Thursday, September 29, 2011

Amazon Silk: split browser architecture

Amazon Silk

Content Delivery Networks, and WAN optimization, provided a generic acceleration solution to get common content closer to the client device, but on mobile devices the delivery performance of the last mile was still a problem. Many websites still do not have mobile optimized content, and sucking down a 3Mpixel JPG and render it on a 320x240 pixel display is just plain wrong. With the introduction of Amazon Silk, which uses the cloud to aggregate, cache, precompile, and predict, the client-side experience can now be optimized for the device that everybody glamours for: the tablet.

This is going to create an even bigger disconnect between the consumer IT experience and the enterprise IT experience. On the Amazon Fire you will be able to pull up, nearly instantaneously, common TV video clips and connect to millions of books. But most enterprises will find it difficult to invest in WAN optimization gear that would replicate that experience on the corporate network for your day to day work.

Amazon Silk is another example of the power that the cloud provides for doing heavy computes and caching that enables low-capability devices to roam.

Wednesday, September 14, 2011

Trillion Triple Semantic Database

The Semantic Web captures the semantics, or meaning, of data, and machines are enabled to interact with that meta data. It is an idea of WWW pioneer Tim Berners-Lee who observed that although search engines index much of the Web's content, keywords can only provide an indirect association to the meaning of the article's content. He foresees a number of ways in which developers and authors can create and use the semantic web to help context-understanding programs to better serve knowledge discovery.

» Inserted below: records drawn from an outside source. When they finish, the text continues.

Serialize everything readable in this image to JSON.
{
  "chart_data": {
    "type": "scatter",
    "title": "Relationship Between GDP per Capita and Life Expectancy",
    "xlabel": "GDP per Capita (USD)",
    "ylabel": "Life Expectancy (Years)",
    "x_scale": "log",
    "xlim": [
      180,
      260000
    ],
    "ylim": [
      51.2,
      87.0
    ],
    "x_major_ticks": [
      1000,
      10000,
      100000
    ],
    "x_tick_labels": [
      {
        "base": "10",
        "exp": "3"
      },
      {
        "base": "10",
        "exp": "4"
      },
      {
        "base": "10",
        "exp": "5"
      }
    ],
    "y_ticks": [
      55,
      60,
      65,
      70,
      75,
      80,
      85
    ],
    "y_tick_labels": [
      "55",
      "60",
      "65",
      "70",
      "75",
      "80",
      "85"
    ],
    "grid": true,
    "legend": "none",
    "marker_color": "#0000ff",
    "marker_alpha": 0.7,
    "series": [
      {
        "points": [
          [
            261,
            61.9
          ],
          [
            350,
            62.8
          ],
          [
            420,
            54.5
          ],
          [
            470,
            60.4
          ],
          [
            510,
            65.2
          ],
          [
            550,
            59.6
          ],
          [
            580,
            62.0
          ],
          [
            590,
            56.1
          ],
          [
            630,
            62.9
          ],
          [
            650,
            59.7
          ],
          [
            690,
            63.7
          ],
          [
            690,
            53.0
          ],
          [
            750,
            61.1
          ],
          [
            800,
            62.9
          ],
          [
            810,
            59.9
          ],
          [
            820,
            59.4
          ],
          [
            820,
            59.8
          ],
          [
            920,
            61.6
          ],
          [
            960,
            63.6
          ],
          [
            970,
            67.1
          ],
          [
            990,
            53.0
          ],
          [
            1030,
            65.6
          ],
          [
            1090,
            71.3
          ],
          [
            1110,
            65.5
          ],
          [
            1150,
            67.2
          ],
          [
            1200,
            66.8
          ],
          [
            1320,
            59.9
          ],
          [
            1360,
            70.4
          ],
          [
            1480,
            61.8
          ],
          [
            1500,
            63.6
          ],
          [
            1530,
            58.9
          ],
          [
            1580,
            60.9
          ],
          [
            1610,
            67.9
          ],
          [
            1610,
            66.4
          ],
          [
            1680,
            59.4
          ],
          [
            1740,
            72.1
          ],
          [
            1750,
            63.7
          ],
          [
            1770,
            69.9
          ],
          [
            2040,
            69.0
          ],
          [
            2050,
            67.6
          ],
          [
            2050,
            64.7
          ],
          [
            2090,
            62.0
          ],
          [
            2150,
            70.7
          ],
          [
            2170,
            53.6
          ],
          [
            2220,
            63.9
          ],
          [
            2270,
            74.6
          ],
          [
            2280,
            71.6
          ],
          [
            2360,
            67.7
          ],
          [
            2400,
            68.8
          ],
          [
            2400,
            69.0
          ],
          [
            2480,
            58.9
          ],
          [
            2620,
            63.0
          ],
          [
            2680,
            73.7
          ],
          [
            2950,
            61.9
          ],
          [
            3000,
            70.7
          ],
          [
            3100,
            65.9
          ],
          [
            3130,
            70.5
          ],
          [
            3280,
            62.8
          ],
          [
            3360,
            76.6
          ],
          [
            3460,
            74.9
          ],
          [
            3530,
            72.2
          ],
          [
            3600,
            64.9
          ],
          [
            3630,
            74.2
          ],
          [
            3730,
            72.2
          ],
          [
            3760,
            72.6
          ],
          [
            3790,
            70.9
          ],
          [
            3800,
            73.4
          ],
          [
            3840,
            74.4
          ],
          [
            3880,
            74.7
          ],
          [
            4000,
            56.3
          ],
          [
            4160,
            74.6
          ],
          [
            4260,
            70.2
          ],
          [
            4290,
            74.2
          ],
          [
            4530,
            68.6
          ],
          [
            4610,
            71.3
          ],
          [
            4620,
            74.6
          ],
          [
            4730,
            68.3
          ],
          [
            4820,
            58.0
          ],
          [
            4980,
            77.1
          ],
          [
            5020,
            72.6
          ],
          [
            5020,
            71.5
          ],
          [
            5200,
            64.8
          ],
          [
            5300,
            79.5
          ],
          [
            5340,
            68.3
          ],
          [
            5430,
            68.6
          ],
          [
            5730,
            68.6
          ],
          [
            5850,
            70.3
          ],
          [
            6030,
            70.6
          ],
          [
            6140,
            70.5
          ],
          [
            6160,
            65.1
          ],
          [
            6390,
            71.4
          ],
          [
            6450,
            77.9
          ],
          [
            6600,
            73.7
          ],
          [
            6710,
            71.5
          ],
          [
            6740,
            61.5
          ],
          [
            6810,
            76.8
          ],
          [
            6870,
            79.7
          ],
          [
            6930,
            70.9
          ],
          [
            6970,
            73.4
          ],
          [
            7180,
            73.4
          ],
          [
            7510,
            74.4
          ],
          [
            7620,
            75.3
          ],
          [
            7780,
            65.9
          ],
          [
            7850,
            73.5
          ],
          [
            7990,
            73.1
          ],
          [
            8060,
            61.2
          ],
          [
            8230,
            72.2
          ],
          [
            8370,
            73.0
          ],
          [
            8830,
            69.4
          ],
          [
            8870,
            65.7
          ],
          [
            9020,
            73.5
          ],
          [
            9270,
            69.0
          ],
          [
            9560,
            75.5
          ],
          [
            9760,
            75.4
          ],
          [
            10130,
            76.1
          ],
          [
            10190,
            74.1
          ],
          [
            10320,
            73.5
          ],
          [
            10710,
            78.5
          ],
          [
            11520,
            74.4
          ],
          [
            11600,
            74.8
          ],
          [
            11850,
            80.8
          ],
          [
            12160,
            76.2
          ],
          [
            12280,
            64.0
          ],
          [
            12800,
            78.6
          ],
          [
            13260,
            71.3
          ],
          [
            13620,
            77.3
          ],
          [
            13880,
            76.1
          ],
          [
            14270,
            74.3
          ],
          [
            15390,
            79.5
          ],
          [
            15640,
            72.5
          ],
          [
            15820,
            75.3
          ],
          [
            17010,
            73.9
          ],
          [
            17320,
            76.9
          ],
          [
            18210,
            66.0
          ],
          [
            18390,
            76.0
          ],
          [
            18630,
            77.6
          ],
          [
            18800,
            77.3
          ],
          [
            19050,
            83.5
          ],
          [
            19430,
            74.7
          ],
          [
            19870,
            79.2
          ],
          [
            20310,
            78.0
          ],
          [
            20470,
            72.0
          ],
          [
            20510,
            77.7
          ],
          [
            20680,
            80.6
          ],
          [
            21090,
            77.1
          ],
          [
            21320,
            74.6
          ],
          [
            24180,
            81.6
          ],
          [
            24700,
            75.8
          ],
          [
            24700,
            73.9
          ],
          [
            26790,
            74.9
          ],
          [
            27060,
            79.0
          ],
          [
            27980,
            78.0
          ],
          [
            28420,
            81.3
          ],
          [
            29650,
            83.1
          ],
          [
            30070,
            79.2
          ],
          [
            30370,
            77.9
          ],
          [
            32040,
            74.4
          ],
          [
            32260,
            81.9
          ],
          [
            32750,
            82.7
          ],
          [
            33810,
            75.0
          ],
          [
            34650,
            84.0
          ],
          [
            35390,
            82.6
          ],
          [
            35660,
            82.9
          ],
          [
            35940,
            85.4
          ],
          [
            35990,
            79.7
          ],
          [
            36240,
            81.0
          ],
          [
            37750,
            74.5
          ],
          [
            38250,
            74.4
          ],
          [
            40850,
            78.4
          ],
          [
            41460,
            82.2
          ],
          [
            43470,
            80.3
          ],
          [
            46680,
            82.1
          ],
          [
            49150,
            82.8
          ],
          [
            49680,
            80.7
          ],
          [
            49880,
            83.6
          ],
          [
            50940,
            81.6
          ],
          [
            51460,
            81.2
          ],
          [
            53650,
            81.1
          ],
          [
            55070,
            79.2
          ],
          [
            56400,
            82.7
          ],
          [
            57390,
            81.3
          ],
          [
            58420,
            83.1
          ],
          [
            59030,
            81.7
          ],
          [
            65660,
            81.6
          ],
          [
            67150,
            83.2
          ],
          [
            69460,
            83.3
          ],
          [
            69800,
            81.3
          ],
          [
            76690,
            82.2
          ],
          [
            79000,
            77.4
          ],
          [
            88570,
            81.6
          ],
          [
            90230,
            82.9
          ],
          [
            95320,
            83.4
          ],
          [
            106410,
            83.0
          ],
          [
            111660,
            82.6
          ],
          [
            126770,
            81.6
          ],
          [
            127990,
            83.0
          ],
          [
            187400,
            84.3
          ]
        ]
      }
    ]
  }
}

Tim Berners-Lee originally expressed the vision of the Semantic Web as follows:
I have a dream for the Web [in which computers] become capable of analyzing all the data on the Web – the content, links, and transactions between people and computers. A ‘Semantic Web’, which should make this possible, has yet to emerge, but when it does, the day-to-day mechanisms of trade, bureaucracy and our daily lives will be handled by machines talking to machines. The intelligent agents people have touted for ages will finally materialize.

The world of semantic databases just got a little bit more interesting with the announcement by Franz, Inc. and Stillwater SC of having reached a trillion triple semantic data store for telecommunication data.

http://www.franz.com/about/press_room/trillion-triples.lhtml

The database was constructed with an HPC on-demand cloud service and occupied 8 compute servers and 8 storage servers. The compute servers contained dual socket Xeons with 64GB of memory connecting through an QDR IB network to a 300TB SAN. The trillion triple data set spanned roughly 100TB of storage. It took roughly two weeks to load the data, but after that database provided interactive query rates for knowledge discovery and data mining.

The gear on which this result was produced is traditional HPC gear that emphasizes scalability and low latency interconnect. As a comparison, a billion triple version of the database was created on Amazon Web Services but the performance was roughly 3-5x slower. To create a trillion triple semantic database on AWS would have cost $75k and would have taken 6 weeks to complete.